Guida per riconoscere il tuo precariato

uomo cricetodi Matteo Pascoletti

Allora tu forse vuoi la storia genere Oh Come Mi Sento Vicino Al Protagonista E Alle Sue Sfighe Quotidiane Speriamo Che Alla Fine Ce La Faccia Perché È Un Tipo In Gamba Proprio Come Me, vuoi l’io narrante, l’io narrato e, per non annoiarti troppo, vuoi pure l’io copulante e la lei copulata. Vuoi il tizio che lavora al call center o il tutor in una scuola parificata, vuoi il procacciatore di contratti, lo schiavo Co-Co-Dè: lo vuoi vessato, sfruttato, disperato.
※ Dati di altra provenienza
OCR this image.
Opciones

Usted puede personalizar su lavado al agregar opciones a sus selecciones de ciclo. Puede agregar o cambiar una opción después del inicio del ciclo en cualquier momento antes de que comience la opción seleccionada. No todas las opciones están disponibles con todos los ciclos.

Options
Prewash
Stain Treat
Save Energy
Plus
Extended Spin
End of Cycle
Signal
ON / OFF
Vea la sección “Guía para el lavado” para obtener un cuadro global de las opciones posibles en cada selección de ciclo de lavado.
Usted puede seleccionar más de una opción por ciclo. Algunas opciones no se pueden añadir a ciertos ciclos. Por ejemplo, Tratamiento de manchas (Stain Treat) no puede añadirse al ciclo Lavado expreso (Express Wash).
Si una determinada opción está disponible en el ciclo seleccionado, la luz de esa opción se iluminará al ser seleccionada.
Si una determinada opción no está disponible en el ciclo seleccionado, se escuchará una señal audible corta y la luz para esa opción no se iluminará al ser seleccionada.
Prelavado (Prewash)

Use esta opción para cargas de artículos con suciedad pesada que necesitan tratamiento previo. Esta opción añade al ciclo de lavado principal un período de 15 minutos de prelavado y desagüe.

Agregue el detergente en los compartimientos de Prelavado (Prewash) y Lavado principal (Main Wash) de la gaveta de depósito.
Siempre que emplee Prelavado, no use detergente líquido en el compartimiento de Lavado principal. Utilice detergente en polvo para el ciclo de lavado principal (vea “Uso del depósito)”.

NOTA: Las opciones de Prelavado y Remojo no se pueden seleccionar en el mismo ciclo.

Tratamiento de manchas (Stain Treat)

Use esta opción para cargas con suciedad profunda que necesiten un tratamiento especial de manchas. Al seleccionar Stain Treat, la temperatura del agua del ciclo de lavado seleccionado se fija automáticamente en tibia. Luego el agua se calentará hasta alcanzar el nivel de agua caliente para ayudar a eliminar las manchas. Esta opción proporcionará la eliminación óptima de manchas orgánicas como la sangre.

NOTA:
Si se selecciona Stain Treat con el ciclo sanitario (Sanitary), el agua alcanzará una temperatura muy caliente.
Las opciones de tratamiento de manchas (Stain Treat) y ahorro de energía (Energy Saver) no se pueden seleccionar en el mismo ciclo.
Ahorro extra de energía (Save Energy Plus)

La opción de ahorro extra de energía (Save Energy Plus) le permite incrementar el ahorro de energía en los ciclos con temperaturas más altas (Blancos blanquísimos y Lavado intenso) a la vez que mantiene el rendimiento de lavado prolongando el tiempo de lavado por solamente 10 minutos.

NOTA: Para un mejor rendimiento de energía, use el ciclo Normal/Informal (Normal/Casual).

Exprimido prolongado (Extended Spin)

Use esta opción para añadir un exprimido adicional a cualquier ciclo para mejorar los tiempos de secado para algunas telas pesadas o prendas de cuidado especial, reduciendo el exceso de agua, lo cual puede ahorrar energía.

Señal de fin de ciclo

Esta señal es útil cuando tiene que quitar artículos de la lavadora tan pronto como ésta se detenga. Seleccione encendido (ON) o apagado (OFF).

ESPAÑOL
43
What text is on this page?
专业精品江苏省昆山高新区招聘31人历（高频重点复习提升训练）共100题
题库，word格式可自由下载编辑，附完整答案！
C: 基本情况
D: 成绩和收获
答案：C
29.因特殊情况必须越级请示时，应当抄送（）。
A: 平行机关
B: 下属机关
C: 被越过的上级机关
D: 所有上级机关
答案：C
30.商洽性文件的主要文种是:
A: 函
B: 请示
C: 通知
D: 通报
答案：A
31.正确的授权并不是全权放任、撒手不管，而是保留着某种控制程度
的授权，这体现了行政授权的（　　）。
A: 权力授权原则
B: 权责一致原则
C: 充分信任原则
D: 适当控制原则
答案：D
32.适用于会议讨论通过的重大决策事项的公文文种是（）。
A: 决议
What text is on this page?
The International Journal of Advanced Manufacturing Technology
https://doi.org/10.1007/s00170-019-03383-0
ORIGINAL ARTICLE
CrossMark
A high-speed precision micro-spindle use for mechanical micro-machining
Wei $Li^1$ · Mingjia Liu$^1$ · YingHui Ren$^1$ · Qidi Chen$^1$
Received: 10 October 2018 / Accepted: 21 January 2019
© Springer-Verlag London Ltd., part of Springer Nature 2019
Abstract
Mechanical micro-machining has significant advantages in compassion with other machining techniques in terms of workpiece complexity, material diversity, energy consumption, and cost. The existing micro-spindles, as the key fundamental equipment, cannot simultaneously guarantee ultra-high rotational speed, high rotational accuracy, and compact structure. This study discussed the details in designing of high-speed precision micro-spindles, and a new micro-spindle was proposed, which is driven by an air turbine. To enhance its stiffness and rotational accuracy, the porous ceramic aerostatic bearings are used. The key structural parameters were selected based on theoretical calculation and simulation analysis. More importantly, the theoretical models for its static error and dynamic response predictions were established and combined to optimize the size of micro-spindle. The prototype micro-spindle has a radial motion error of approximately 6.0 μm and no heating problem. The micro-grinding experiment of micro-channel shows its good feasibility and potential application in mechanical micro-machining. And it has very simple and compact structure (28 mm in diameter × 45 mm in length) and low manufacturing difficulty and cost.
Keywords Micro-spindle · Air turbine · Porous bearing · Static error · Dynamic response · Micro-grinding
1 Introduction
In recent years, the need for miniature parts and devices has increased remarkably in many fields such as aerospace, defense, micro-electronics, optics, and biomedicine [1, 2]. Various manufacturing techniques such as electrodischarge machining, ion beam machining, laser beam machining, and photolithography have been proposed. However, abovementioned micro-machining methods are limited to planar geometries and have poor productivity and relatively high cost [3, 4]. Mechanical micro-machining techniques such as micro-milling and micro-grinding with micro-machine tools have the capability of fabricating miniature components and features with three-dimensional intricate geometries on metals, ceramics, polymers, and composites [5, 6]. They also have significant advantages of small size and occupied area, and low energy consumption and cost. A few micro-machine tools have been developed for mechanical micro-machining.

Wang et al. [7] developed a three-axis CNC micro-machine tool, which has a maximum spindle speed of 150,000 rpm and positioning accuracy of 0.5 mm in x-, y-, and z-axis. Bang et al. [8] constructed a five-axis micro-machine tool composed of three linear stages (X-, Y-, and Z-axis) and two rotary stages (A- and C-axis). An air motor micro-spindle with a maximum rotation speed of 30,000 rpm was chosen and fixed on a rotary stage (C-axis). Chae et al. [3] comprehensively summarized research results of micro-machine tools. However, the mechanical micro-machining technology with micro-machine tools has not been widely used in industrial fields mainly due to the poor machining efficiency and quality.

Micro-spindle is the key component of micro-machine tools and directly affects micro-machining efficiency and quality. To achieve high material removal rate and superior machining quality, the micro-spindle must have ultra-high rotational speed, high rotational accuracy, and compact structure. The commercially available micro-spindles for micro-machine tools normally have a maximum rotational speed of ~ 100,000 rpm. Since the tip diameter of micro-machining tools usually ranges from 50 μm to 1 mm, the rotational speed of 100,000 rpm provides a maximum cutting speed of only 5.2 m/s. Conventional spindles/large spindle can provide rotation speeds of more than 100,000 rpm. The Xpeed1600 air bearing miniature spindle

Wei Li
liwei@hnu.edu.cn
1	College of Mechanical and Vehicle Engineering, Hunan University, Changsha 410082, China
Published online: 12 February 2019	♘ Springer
Vuoi il mobbing, l’alienazione, vuoi il confine tra lucidità e follia farsi sottile e tagliente come lama di rasoio sporca. Vuoi che in mezzo a tutto questo sturm und crash sbuchi la provvidenziale dose di riscatto, vuoi il protagonista che trova l’aiuto insperato e dà fondo a ogni energia rimasta, vuoi che approdi al lieto fine contro ogni previsione, vuoi chiudere il libro pensando «oh, allora c’è speranza, lo sapevo, il mondo non è poi così brutto come sembra, stanotte posso dormire tranquillo».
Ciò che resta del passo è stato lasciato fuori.